Additionally you need some libraries installed:

# Get the source
git clone https://git.friedl.net/incubator/xwim.git

# Build xwim executable
cd xwim
meson build
cd build
meson compile

# Run executable on the test archive
# This will extract root.tar.gz to 
# the current working directory
src/xwim test/archives/root.tar.gz

Configure

xwim strives to just do the right thing out of the box. Consequently, it does not require any configuration. If you are unhappy with the defaults you can change them though.

Changing the log level

Per default xwim chooses an appropriate log level according to your build type (debug/release builds). If you want to change the verbosity you can set the XWIM_LOGLEVEL environment variable. Valid levels are:

  • trace
  • debug
  • info
  • warning
  • error
  • critical
  • off

Contributing

While xwim is still in incubator phase (i.e. before version 1.0) its main repository is hosted on https://git.friedl.net/incubator/xwim with a mirror on https://github.com/arminfriedl/xwim. With the first stable release it will most likely move to GitHub as its main repository.

If you want to contribute, you can either issue a pull request on its Github mirror (will be cherry picked into the main repository) or send patches to dev[at]friedl[dot]net.

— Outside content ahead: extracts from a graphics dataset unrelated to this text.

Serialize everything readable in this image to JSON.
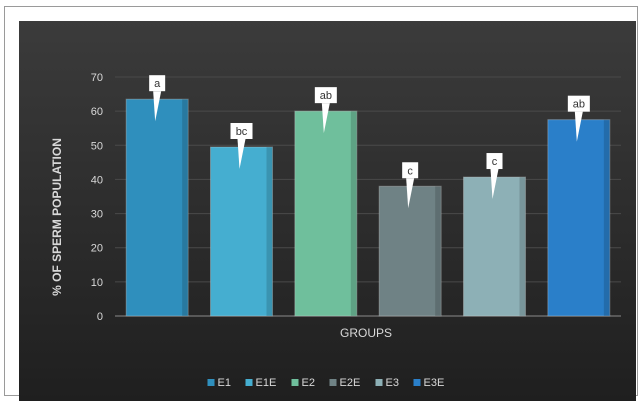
{
  "chart_data": {
    "type": "bar",
    "title": "",
    "xlabel": "GROUPS",
    "ylabel": "% OF SPERM POPULATION",
    "ylim": [
      0,
      70
    ],
    "yticks": [
      0,
      10,
      20,
      30,
      40,
      50,
      60,
      70
    ],
    "grid": true,
    "legend_position": "bottom",
    "categories": [
      "E1",
      "E1E",
      "E2",
      "E2E",
      "E3",
      "E3E"
    ],
    "values": [
      63.5,
      49.5,
      60.0,
      38.0,
      40.7,
      57.5
    ],
    "annotations": [
      "a",
      "bc",
      "ab",
      "c",
      "c",
      "ab"
    ],
    "colors": [
      "#2f8fbd",
      "#45aed0",
      "#6fbf9c",
      "#6f8285",
      "#8db0b6",
      "#2a7fc9"
    ]
  },
  "colors": {
    "background_top": "#3a3a3a",
    "background_bottom": "#222222",
    "axis_text": "#d9d9d9",
    "gridline": "#4a4a4a"
  }
}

If you are interested in a long-term co-maintainership you can also drop me a mail for an account on https://git.friedl.net.

Known Issues

  • Parsing filters is unsupported There is a somewhat long standing bug in libarchive. rar files might fail with Parsing filters is unsupported. This is because rar is a proprietary format and libarchive does not implement the full machinery necessary to support rar completely. xwim is all about convenience. If you want to help with supporting rar, please keep in mind that this means we have we want to take the official unrar library if possible. This is also a licensing issue as unrar is proprietary and its license seemingly not GPL compatible.